All of the policies are portable, which means the employee will have the option to continue the policy even if they change jobs.
Online quoting is not offered by Combined Insurance. Instead, a contact form to request a reply from an agent is provided. The site states clearly that the company believes talking with an agent is the best way to determine what coverage you need and get accurate quotes.
Filling out the quote request form will result in an agent contacting you, which may mean some unwanted follow-up solicitation efforts even if you go with a different company. While this is common to this type of company as well as to this type of insurance, some potential customers may find it bothersome. Online quoting as an option would be a nice addition for those that prefer not to put personal contact information out there while shopping for insurance. As a large insurer, it is something we would like to see Combined Insurance offer.
Claims can be filed online through the Combined website, which the company states can mean benefits are paid up to ten days sooner.
Claims forms can also be downloaded and returned to the company either through the regular mail or via fax. There are also toll-free numbers provided to reach a representative; New York has its own number since Combined operates a separate branch in that state. These lines are only available during business hours.
Claim status information is also available online, and there is a customer login area where policyholders can view benefits and claims.

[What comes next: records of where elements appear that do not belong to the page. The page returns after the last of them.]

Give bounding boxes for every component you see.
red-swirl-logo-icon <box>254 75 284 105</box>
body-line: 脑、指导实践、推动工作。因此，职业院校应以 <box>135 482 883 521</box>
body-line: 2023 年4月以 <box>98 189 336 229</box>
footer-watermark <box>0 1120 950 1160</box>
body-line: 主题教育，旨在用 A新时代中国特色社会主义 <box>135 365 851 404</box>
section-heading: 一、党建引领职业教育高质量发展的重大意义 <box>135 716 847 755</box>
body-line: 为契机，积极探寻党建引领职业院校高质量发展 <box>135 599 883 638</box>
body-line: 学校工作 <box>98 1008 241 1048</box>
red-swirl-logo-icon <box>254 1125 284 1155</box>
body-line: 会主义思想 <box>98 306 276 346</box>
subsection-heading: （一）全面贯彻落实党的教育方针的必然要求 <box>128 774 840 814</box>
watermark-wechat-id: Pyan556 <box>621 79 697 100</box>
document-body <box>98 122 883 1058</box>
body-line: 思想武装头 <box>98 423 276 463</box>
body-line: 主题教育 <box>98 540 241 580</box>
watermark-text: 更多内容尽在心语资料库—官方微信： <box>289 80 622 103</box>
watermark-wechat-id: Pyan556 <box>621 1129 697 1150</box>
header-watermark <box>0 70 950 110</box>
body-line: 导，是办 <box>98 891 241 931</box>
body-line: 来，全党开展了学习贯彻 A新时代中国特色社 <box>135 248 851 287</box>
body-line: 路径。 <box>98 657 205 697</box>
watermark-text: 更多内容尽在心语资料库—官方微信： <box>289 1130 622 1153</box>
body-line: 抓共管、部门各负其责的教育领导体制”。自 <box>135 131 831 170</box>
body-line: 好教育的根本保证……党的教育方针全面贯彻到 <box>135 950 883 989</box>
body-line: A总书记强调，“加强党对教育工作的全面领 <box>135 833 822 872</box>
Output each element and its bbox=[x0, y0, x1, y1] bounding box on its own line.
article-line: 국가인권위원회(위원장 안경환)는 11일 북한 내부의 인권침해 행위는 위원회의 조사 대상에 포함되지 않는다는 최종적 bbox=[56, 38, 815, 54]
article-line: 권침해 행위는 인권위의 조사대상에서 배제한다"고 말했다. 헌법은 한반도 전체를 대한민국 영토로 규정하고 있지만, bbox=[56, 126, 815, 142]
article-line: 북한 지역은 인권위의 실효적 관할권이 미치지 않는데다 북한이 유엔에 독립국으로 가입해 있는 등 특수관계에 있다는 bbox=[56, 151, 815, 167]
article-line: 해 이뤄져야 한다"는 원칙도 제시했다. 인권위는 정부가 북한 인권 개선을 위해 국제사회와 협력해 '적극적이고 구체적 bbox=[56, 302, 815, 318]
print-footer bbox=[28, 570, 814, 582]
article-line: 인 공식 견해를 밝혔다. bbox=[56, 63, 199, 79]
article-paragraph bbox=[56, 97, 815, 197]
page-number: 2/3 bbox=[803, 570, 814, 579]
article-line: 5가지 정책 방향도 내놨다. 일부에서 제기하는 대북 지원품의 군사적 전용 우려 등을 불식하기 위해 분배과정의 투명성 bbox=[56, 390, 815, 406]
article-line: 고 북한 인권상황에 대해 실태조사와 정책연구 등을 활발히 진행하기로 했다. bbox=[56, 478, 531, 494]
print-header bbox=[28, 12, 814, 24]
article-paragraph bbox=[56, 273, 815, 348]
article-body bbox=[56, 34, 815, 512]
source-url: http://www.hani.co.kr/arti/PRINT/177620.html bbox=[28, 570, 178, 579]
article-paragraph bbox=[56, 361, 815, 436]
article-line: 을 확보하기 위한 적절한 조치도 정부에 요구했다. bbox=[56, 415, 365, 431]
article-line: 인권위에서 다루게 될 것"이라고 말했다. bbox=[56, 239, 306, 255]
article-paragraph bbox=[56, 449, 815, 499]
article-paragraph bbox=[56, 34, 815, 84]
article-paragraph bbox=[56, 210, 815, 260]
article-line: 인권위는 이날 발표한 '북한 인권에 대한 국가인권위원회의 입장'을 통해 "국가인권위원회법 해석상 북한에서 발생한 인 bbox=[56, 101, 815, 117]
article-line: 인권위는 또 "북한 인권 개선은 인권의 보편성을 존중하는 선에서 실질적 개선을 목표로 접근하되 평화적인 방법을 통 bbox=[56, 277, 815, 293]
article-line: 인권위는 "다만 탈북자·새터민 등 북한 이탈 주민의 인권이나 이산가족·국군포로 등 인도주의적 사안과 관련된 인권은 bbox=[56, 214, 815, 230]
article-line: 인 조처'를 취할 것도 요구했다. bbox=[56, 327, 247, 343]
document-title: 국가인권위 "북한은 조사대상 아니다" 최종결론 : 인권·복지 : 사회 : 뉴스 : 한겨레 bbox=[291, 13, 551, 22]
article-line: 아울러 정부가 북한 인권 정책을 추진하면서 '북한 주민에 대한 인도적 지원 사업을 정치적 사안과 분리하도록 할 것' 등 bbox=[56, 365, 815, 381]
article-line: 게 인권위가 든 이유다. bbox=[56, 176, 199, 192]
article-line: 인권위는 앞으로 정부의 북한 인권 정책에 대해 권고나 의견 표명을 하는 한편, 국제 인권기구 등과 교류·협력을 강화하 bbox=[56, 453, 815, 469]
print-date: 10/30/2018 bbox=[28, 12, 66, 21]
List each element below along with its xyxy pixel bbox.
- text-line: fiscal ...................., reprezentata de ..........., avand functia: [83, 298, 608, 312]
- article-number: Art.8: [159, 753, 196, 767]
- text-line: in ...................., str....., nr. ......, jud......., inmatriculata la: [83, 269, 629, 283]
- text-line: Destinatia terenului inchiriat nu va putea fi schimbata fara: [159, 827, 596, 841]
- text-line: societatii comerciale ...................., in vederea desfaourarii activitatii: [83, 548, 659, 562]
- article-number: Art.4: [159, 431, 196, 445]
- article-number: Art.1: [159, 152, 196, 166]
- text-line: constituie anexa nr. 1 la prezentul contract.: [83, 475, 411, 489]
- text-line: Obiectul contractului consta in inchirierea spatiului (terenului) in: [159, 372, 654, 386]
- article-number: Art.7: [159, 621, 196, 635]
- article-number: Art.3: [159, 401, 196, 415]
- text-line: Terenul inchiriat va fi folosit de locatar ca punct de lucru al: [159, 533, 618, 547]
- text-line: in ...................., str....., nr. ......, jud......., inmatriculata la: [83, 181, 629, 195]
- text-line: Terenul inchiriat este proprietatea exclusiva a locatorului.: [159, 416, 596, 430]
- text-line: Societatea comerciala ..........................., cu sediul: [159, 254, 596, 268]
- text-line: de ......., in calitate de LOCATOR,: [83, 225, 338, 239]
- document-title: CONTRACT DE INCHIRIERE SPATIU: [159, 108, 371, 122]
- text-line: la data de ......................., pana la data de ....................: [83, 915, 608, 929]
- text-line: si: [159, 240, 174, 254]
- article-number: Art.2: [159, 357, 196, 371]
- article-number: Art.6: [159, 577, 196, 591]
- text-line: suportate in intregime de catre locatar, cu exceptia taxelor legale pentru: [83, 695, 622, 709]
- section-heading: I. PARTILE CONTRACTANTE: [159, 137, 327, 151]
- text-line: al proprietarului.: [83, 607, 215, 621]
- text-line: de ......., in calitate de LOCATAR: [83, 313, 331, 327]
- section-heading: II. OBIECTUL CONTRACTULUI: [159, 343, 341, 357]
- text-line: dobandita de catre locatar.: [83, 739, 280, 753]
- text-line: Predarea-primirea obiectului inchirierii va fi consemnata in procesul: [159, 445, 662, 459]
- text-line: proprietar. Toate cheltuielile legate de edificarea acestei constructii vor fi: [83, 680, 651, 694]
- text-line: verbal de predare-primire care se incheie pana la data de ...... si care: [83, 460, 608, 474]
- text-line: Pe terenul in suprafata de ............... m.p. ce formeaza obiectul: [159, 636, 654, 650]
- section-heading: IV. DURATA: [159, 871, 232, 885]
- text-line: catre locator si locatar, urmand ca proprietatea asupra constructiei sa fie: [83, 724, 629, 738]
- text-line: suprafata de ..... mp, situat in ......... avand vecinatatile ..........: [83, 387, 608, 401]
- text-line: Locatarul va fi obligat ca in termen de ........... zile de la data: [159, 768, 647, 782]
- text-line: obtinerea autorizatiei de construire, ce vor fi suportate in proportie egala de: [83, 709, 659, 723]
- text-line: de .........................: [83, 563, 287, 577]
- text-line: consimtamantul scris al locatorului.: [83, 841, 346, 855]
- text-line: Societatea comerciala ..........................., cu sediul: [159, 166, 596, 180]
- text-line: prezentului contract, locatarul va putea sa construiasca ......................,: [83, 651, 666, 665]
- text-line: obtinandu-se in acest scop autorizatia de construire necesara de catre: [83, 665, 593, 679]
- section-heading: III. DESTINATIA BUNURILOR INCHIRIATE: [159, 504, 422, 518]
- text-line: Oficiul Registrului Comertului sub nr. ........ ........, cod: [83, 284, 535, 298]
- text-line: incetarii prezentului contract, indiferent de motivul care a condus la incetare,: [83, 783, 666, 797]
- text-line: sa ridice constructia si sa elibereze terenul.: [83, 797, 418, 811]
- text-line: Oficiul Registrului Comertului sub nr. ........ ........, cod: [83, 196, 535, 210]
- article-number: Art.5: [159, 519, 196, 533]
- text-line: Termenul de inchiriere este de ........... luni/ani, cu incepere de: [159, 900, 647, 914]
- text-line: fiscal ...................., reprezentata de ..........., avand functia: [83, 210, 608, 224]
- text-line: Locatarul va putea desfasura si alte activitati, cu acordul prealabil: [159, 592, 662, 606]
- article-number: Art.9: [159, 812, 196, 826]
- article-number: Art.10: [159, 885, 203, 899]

While the site does not have a lot of claims detail, they do have a good FAQ section and offer all of the basic information needed to get a claim started and ensure it is successfully processing.
Ratings and Consumer Reviews
Combined Insurance has an A+ rating with the Better Business Bureau (BBB), and there are 67 complaints on file in the past three years. They have been accredited since 1954. The reviews are mainly negative and mainly center on claims, with a few positive as well. For the size of the company, the number of complaints is not high.
Pissed Consumer has a higher number of reviews with a total of 313. The company is rated 1.7-stars overall here. The complaints cite difficulty reaching a customer service representative and claims taking a long time to be paid, or not being paid at all. Although the number of reviews here is higher, it is still not a red flag number for a company of this size.
The Bottom Line
Combined has a long history and strong financial stability thanks to its status as part of Chubb. They offer a range of supplemental products, but since we do not have rates we are unable to comment on the value they offer. If you do not mind being contacted by an agent, they are worth pursuing for comparison quotes when shopping for disability or other supplemental coverage.